New life after burnt arms

There is access to good health care in only a few countries in the world. Due to the lack of social systems, the level of care is extremely dependent on the wealth of individuals. This is exacerbated by wars and disasters.

This was also the case for little Akram. Like thousands of others, he fled with his family to Pakistan as a young boy to escape the war in Afghanistan. None of these people wanted to leave their homeland, but they had little choice. The decades-long war robbed them of any perspective.

From an early age, it was normal for Akram to help earn money so that the family could eat, drink, live and survive. To this end, he searched a scrap yard for valuable metals that could be sold.

But instead of useful material to pull out of the trash, Akram grabbed a poorly insulated power cable. The voltage burned his arms so badly that they had to be amputated. It was a miracle at all that Akram survived this incident.

Later, the family, like millions of others, returned to Afghanistan with Akram, now eight years old, despite an uncertain situation.

Thanks to the International Red Cross, Akram received prostheses, a stroke of luck for him. Although these prostheses are very simple, they enable him to cope with daily life. Iranian photographer Majid Saeedi photographed Akram, drawing attention to his fate and thus to tragic consequences of this war.

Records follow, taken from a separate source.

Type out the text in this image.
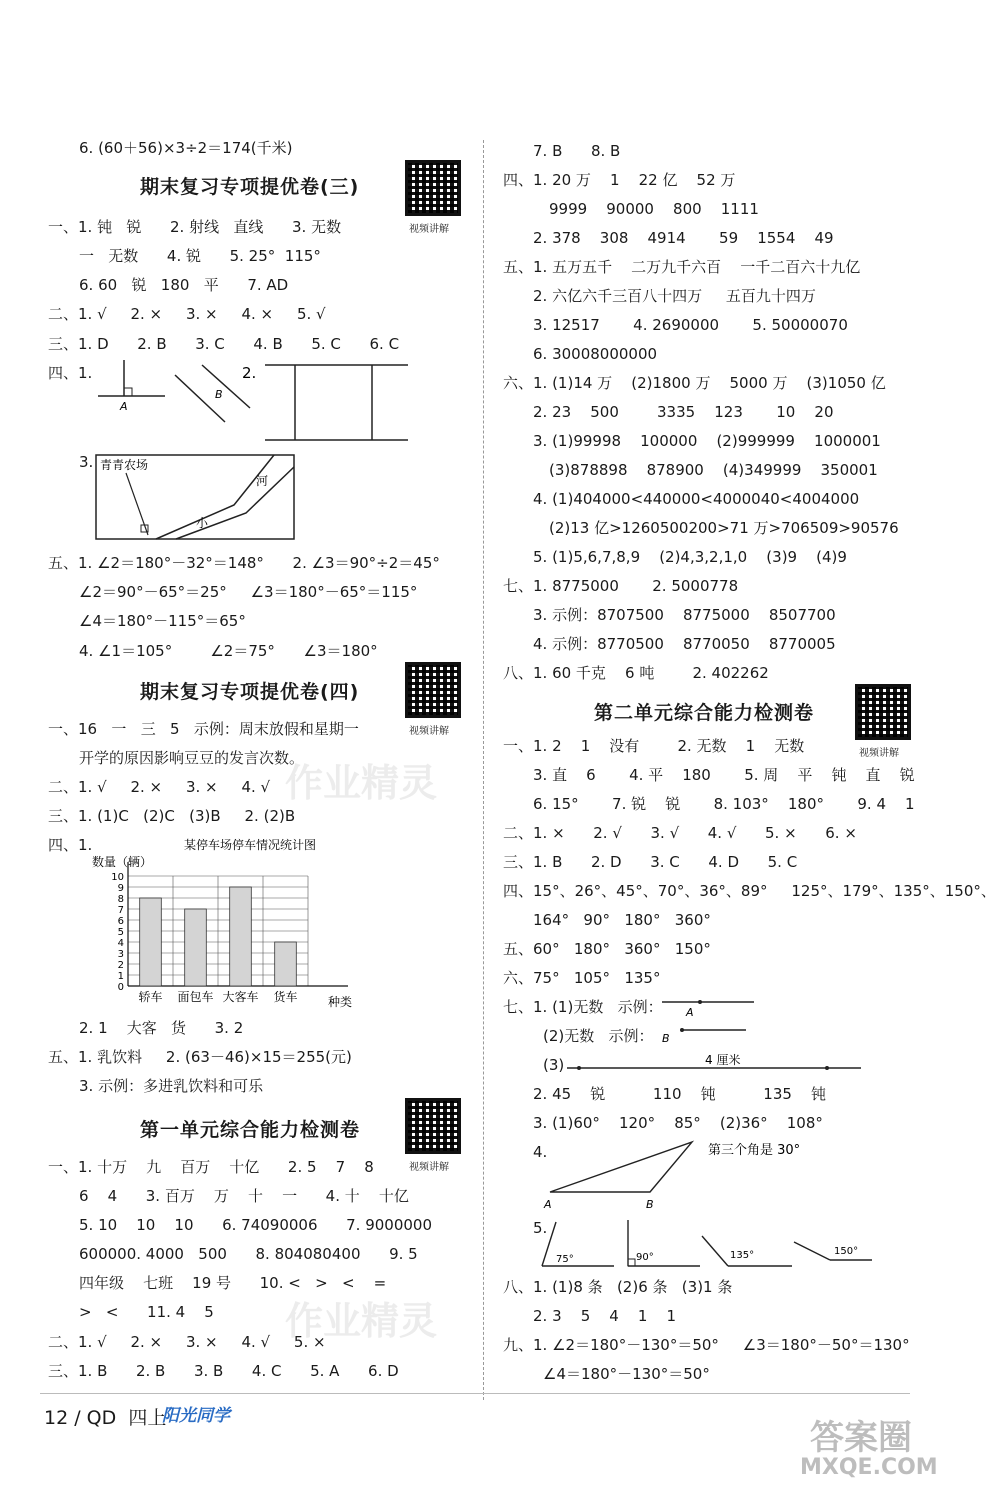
6. (60＋56)×3÷2＝174(千米)
期末复习专项提优卷(三)
视频讲解
一、1. 钝   锐      2. 射线   直线      3. 无数
一   无数      4. 锐      5. 25°  115°
6. 60   锐   180   平      7. AD
二、1. √     2. ×     3. ×     4. ×     5. √
三、1. D      2. B      3. C      4. B      5. C      6. C
四、1.
A
B
2.
3. 青青农场
河
小
五、1. ∠2＝180°－32°＝148°      2. ∠3＝90°÷2＝45°
∠2＝90°－65°＝25°     ∠3＝180°－65°＝115°
∠4＝180°－115°＝65°
4. ∠1＝105°        ∠2＝75°      ∠3＝180°
期末复习专项提优卷(四)
视频讲解
一、16   一   三   5   示例：周末放假和星期一
开学的原因影响豆豆的发言次数。
二、1. √     2. ×     3. ×     4. √
三、1. (1)C   (2)C   (3)B     2. (2)B
四、1.	某停车场停车情况统计图
数量（辆）
种类
0
1
2
3
4
5
6
7
8
9
10
轿车 面包车 大客车 货车
2. 1    大客   货      3. 2
五、1. 乳饮料     2. (63－46)×15＝255(元)
3. 示例：多进乳饮料和可乐
第一单元综合能力检测卷
视频讲解
一、1. 十万    九    百万    十亿      2. 5    7    8
6    4      3. 百万    万    十    一      4. 十    十亿
5. 10    10    10      6. 74090006      7. 9000000
600000. 4000   500      8. 804080400      9. 5
四年级    七班    19 号      10. <   >   <    =
>   <      11. 4    5
二、1. √     2. ×     3. ×     4. √     5. ×
三、1. B      2. B      3. B      4. C      5. A      6. D
7. B      8. B
四、1. 20 万    1    22 亿    52 万
9999    90000    800    1111
2. 378    308    4914       59    1554    49
五、1. 五万五千    二万九千六百    一千二百六十九亿
2. 六亿六千三百八十四万     五百九十四万
3. 12517       4. 2690000       5. 50000070
6. 30008000000
六、1. (1)14 万    (2)1800 万    5000 万    (3)1050 亿
2. 23    500        3335    123       10    20
3. (1)99998    100000    (2)999999    1000001
(3)878898    878900    (4)349999    350001
4. (1)404000<440000<4000040<4004000
(2)13 亿>1260500200>71 万>706509>90576
5. (1)5,6,7,8,9    (2)4,3,2,1,0    (3)9    (4)9
七、1. 8775000       2. 5000778
3. 示例：8707500    8775000    8507700
4. 示例：8770500    8770050    8770005
八、1. 60 千克    6 吨        2. 402262
第二单元综合能力检测卷
视频讲解
一、1. 2    1    没有        2. 无数    1    无数
3. 直    6       4. 平    180       5. 周    平    钝    直    锐
6. 15°       7. 锐    锐       8. 103°    180°       9. 4    1
二、1. ×      2. √      3. √      4. √      5. ×      6. ×
三、1. B      2. D      3. C      4. D      5. C
四、15°、26°、45°、70°、36°、89°     125°、179°、135°、150°、
164°   90°   180°   360°
五、60°   180°   360°   150°
六、75°   105°   135°
七、1. (1)无数   示例： A
(2)无数   示例： B
(3)	4 厘米
2. 45    锐          110    钝          135    钝
3. (1)60°    120°    85°    (2)36°    108°
4.
A	B
第三个角是 30°
5.
75°	90°	135°	150°
八、1. (1)8 条   (2)6 条   (3)1 条
2. 3    5    4    1    1
九、1. ∠2＝180°－130°＝50°     ∠3＝180°－50°＝130°
∠4＝180°－130°＝50°
作业精灵
作业精灵
答案圈
MXQE.COM
12 / QD  四上
阳光同学
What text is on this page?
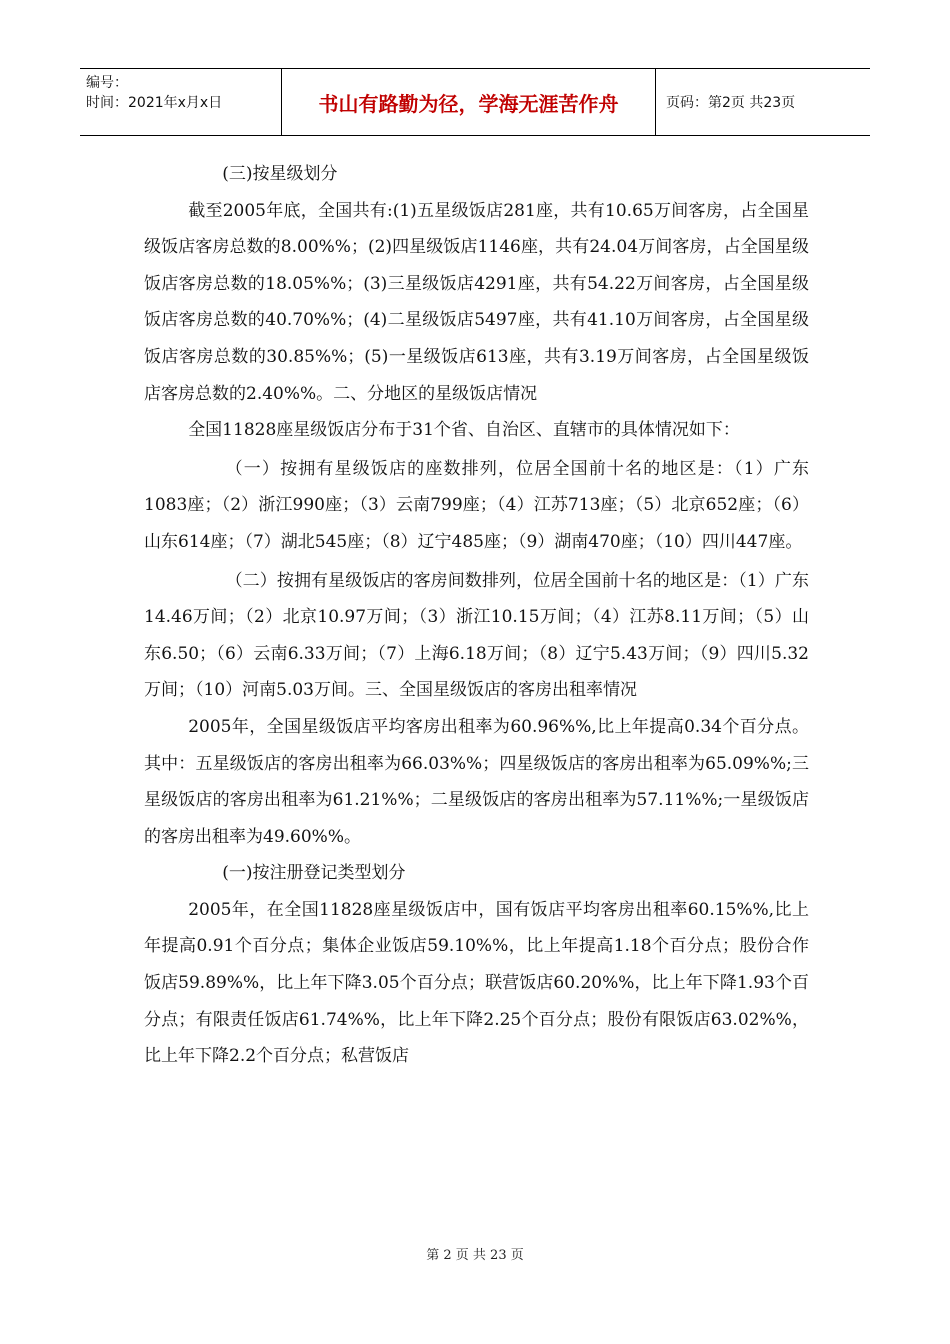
编号：
时间：2021年x月x日	书山有路勤为径，学海无涯苦作舟	页码：第2页 共23页

(三)按星级划分

截至2005年底，全国共有:(1)五星级饭店281座，共有10.65万间客房，占全国星级饭店客房总数的8.00%%；(2)四星级饭店1146座，共有24.04万间客房，占全国星级饭店客房总数的18.05%%；(3)三星级饭店4291座，共有54.22万间客房，占全国星级饭店客房总数的40.70%%；(4)二星级饭店5497座，共有41.10万间客房，占全国星级饭店客房总数的30.85%%；(5)一星级饭店613座，共有3.19万间客房，占全国星级饭店客房总数的2.40%%。二、分地区的星级饭店情况

全国11828座星级饭店分布于31个省、自治区、直辖市的具体情况如下：

（一）按拥有星级饭店的座数排列，位居全国前十名的地区是：（1）广东1083座；（2）浙江990座；（3）云南799座；（4）江苏713座；（5）北京652座；（6）山东614座；（7）湖北545座；（8）辽宁485座；（9）湖南470座；（10）四川447座。

（二）按拥有星级饭店的客房间数排列，位居全国前十名的地区是：（1）广东14.46万间；（2）北京10.97万间；（3）浙江10.15万间；（4）江苏8.11万间；（5）山东6.50；（6）云南6.33万间；（7）上海6.18万间；（8）辽宁5.43万间；（9）四川5.32万间；（10）河南5.03万间。三、全国星级饭店的客房出租率情况

2005年，全国星级饭店平均客房出租率为60.96%%,比上年提高0.34个百分点。其中：五星级饭店的客房出租率为66.03%%；四星级饭店的客房出租率为65.09%%;三星级饭店的客房出租率为61.21%%；二星级饭店的客房出租率为57.11%%;一星级饭店的客房出租率为49.60%%。

(一)按注册登记类型划分

2005年，在全国11828座星级饭店中，国有饭店平均客房出租率60.15%%,比上年提高0.91个百分点；集体企业饭店59.10%%，比上年提高1.18个百分点；股份合作饭店59.89%%，比上年下降3.05个百分点；联营饭店60.20%%，比上年下降1.93个百分点；有限责任饭店61.74%%，比上年下降2.25个百分点；股份有限饭店63.02%%，比上年下降2.2个百分点；私营饭店

第 2 页 共 23 页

Majid Saeedi: Akram with prostheses © Majid Saeedi/Getty Images

Michael Tummings: Implant, 2020 © Michael Tummings

Because of wars - or their terrible legacy such as landmines - people lose arms, hands, legs or feet. Far too often, they also lose their lives.

In addition, catastrophes and deformities from birth massively restrict the daily lives of those affected especially when there is a lack of medical care. 

To help with such a dramatic reduction in quality of life, high-quality medical care and medical-technical support are needed.

If you live in the "right" country, you have the chance of truly excellent things. For example, medical implants and prostheses that are almost "real". Like, for example, Professor Berthold Meyer, himself a psychologist and born without a left forearm, who even makes music as a DJ in his spare time with a high-end prosthesis.

Advances in medical technology have been making impressive progress for decades. As a affected person, having access to high-tech medicine is a privilege. Michael Tummings is one of those few photographers who are allowed to accompany medical professionals in renowned clinics around the world during operations. His photographs are an impressive document of medical and medical-technical possibilities in this world, which unfortunately only a smaller part of the world population can access.

The photographer was born in Tehran. Saeedi began taking photographs at the age of 16 and has since photographed humanitarian disasters in many countries. His photos have been published in magazines such as  The Times, Der Spiegel, Life, The Washington Post, The New York Times and Time Magazine Among others, Majid Saeedi received the 2nd prize of the UNICEF Award 2010, for which he also submitted this photo.

The photographer is a close observer with his camera. Whether he accompanies hunters on their hunts, documenting interventions in the natural, or works on other projects, his focus is almost always on observing key moments. In 2020, Tummings was given a once-in-a-lifetime opportunity: with appropriate stipulations, he was allowed to photograph surgeries in which high-tech implants help people regain the highest level of ability to cope with everyday life.